Flu season is here, and the only things more infectious than the assorted flu viruses are the myths that surround them. While those who unintentionally spread the fake flu facts are doing so with the best intentions in mind, what they say often overshadows what people really need to know about the flu.
We’re here to set the record straight. When it comes to the flu, it’s important to know fact from fiction.
Myth 1: Vomiting and other stomach issues are flu symptoms.
What is commonly referred to as the stomach flu isn’t the flu at all. It’s actually gastroenteritis, which is an infection of the stomach and intestines. It’s usually caused by a virus, but can also be brought on by bacteria. The real flu, or influenza, rarely causes stomach problems.
Myth 2: Flu shots give you the flu.
Neither the vaccine administered with a needle nor the nasal spray vaccine will give you the flu.
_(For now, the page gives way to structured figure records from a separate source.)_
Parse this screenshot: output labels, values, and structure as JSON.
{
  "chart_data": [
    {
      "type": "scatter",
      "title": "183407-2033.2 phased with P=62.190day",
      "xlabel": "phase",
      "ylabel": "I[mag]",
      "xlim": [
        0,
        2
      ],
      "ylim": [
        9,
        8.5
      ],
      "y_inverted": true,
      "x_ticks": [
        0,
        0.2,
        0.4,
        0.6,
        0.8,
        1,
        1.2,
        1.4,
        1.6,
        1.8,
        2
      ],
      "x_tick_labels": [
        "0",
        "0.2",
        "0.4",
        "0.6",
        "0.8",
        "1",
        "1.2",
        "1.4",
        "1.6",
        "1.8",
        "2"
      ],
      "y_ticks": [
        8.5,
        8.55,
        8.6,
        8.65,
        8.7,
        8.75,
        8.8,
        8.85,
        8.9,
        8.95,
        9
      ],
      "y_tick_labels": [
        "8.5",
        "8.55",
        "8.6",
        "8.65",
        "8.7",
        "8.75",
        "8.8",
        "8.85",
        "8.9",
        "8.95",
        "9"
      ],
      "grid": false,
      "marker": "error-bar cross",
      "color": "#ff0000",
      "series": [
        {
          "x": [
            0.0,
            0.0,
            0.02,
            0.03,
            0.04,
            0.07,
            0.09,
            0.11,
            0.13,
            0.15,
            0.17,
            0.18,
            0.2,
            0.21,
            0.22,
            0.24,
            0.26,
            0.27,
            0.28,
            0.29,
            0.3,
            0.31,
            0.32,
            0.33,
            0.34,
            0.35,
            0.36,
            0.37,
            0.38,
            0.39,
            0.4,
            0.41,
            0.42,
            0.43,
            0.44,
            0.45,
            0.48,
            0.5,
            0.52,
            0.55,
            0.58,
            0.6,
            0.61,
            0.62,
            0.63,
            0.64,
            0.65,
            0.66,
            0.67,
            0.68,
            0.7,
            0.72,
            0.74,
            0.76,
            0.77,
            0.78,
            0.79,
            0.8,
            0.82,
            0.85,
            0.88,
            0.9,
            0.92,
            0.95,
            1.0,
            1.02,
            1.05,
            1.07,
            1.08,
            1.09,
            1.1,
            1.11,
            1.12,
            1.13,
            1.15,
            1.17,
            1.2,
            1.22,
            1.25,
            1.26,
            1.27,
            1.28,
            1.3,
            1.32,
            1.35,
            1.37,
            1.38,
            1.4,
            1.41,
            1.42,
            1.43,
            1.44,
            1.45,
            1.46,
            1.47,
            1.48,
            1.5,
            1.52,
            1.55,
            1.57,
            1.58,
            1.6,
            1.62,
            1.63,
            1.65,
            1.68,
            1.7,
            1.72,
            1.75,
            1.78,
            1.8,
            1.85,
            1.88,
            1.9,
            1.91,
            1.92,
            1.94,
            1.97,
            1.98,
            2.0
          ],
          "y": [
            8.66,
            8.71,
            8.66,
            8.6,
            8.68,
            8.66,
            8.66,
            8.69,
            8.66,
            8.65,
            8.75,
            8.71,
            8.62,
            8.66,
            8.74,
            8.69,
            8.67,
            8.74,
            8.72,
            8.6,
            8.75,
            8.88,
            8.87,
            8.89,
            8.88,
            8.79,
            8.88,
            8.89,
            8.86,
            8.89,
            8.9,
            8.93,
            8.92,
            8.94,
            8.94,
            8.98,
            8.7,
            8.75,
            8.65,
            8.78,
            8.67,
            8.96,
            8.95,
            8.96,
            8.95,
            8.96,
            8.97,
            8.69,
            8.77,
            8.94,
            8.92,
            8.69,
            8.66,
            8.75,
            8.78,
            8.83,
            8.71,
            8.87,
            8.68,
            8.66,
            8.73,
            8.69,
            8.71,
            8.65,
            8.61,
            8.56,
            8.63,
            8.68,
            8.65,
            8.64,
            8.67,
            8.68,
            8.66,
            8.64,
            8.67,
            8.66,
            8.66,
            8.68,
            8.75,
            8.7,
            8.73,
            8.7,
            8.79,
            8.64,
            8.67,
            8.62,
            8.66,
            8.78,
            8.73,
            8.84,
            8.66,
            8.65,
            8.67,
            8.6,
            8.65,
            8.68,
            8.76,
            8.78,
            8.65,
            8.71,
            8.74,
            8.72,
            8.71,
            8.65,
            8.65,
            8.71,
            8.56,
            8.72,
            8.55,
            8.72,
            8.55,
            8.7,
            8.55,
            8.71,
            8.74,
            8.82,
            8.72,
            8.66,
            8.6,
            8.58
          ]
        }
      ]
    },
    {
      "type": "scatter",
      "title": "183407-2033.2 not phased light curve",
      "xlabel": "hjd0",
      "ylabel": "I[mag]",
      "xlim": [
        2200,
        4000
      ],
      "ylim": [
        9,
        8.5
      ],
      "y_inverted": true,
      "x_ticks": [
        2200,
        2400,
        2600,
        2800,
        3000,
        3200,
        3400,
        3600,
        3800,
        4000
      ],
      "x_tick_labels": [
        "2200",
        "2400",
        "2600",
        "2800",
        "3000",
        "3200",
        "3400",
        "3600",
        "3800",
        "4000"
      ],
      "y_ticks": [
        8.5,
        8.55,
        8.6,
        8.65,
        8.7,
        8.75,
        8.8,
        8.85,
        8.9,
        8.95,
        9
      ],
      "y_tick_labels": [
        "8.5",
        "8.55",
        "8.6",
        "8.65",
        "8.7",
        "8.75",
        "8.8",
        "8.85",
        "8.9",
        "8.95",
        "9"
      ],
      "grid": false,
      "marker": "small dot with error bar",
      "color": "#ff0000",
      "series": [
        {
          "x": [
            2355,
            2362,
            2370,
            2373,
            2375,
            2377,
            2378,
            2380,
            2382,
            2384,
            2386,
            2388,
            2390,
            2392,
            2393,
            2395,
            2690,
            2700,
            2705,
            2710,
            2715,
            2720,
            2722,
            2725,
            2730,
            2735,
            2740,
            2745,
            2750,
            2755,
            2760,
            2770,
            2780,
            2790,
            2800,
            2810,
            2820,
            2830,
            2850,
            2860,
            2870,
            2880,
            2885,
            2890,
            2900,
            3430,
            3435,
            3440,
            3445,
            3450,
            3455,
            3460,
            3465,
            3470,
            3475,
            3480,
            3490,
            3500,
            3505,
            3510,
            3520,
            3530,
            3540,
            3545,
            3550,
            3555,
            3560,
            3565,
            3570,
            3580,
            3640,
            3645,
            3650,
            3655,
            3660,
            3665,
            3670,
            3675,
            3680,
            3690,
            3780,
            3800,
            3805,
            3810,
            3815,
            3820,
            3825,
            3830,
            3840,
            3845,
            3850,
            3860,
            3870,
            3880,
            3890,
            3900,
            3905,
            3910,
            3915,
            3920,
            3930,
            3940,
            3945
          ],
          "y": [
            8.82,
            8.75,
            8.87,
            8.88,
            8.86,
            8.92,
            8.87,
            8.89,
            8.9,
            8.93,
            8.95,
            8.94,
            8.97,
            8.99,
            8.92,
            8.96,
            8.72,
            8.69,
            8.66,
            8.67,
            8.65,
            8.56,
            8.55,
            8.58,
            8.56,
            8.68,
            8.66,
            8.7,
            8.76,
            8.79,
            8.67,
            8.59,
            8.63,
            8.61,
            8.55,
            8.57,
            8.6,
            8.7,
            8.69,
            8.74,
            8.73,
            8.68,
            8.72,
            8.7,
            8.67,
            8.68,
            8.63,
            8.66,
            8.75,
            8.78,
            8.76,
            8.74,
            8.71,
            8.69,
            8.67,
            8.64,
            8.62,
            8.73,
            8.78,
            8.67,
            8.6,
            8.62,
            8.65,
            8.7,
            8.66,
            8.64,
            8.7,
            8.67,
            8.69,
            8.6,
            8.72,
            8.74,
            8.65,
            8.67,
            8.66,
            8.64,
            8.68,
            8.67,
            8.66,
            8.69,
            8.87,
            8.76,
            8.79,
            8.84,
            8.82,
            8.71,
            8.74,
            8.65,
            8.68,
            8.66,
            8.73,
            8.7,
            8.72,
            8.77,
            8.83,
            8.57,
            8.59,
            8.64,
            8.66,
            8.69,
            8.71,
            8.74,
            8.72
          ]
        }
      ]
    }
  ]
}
Vaccines administered through needle either have “inactivated” flu viruses or contain no flu viruses at all. The nasal spray does contain live viruses, but they have been weakened and cannot cause infection. Side effects of the flu vaccine can include low-grade fever, soreness at injection site, aches, runny nose and cough.
Myth 3: Only one virus causes the flu.
Influenza can be caused by multiple and varied viruses. As the viruses adapt and evolve from year to year, there is never just one single virus causing the flu.
Myth 4: The flu vaccine is the same every year.
Flu vaccines vary every year dependent upon what is determined to be the most common strain(s) of any particular year. This year’s primary flu vaccine protects against two influenza A viruses (an H1N1 and an H3N2) and an influenza B virus.
Myth 5: Flu vaccines work right away.
It will take about two weeks after vaccination for antibodies to develop in the body. If you catch the flu before or right after receiving the vaccination, there is a possibility that you will still suffer the symptoms, even after being vaccinated.
Myth 6: If you get a flu shot you can’t get the flu.
Because the flu vaccine only protects against certain strains of the flu virus, it is possible for you to get the flu even after being vaccinated. Age and health status may also affect the flu vaccine’s effectiveness.
Myth 7: The flu is no worse than a cold.
Flu symptoms are usually much worse than those of the common cold, and can include a high fever (100F or higher), sore throat, chills, fatigue, congestion and headache. Unlike with colds, the flu cannot be treated with antibiotics since it is caused by a virus, not bacteria. However, the flu can progress into a bacterial infection, at which time you may be prescribed an antibiotic.
If you think you have the flu, consult your doctor. They can give you a test to help determine whether or not you have the flu, as opposed to gastroenteritis, a cold, or other illness with similar symptoms. Those looking to avoid the flu this season (and who isn’t) should get their flu shot. In fact, the CDC recommends that everyone over the age of six months receive a flu vaccination.